Monday, April 03, 2006
The heirarchy of GAAP, from most authoritative to least:
A. Accounting principles promulgated by a body designated by the AICPA Council
B. Pronouncements of bodies, composed of expert accountants, that deliberate accounting principles or describing existing accounting practices that are generally accepted, providing those pronouncements have been exposed for public comment and have been cleared by A above.
C. Pronouncements of bodies, organized by a body in category A above and composed of expert accountants, that deliberate accounting issues in public forums: interpreting, establishing principles, describing practices that are generally accepted or by stuff in B that has been cleared by A, but not exposed for public comment.
D. Practices or pronouncements widely recognized in a particular industry or specific circumstances.
Category A: FASB's SFAS, APB's Opinions, AICPA's Accounting Research Bulletins
Category B: FASB Technical Bulletins, AICCPA Industry Audit and Accounting Guides that have been cleared by FASB, AICPA Statements of Position
Category C: AICPA AcSEC Practice Bulletins that have been cleared by FASB, consensus positions of the FASB EITF
Category D: AICPA accounting interpretations and implementation guides (Q&A), and misc stuff
Category Z: Google searches for accounting tips from strange websites.
(trivia: An auditor can't give an unqualified opinion if something departs from category A unless due to something weird it would make the statements misleading.)
IETF is the FASB Emerging Issues Task Force. Formed in 1984 by the FASB. Members come from public accounting firms and other experts. An IETF consensus is considered to be Category C GAAP.
According to Wiley GAAP 2002:
The EITF has been severely criticized for promulgating GAAP without sufficient due process procedures. Only a limited audience is aware of each issue, and the period of exposure is sometimes very brief.Ok, so EITF Abstracts are considered Category C GAAP, like consensuses.
EITF Abstract Issue No. 00-10
Title: Accounting for Derivative Financial Instruments Indexed to, and Potentially Settled in, a Company's Own Stock
That kinda sounds like a country music song, doesn't it?
From the dates of discussion which go all the way back to 1987, it looks like this was the infamous battle over stock options that flared up in the early to mid 1990s and again around 2002.
This references FASB Statement 123, Accounting for Stock-Based Compensation, which is the set of methods that we've seen for a few years.
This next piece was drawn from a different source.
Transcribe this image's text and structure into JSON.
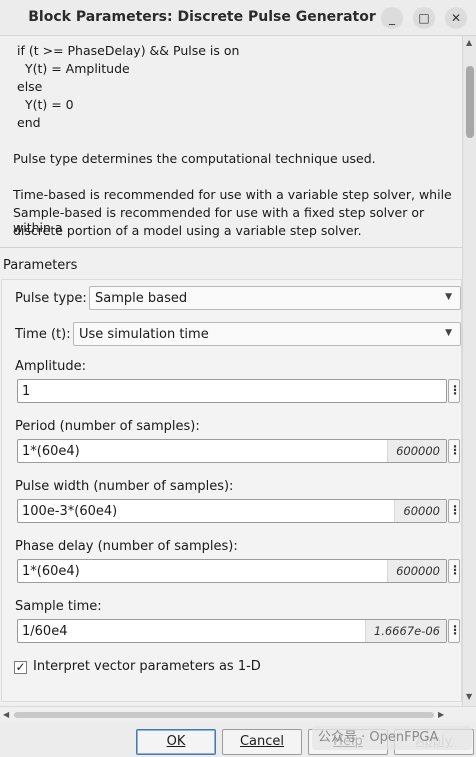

It also references FASB Statement 133, Accounting for Derivative Instruments and Hedging Activities
Also FASB Statement 138 which also deals with Certain Derivative Instruments and Certain Hedging Activities
And APB Opinion No 14, Accounting for Convertible Debt and Debt Issued with Stop Purchase Warrants
And lots of other Statements and Opinions and Stuff.
Like I said, this is a work in progress.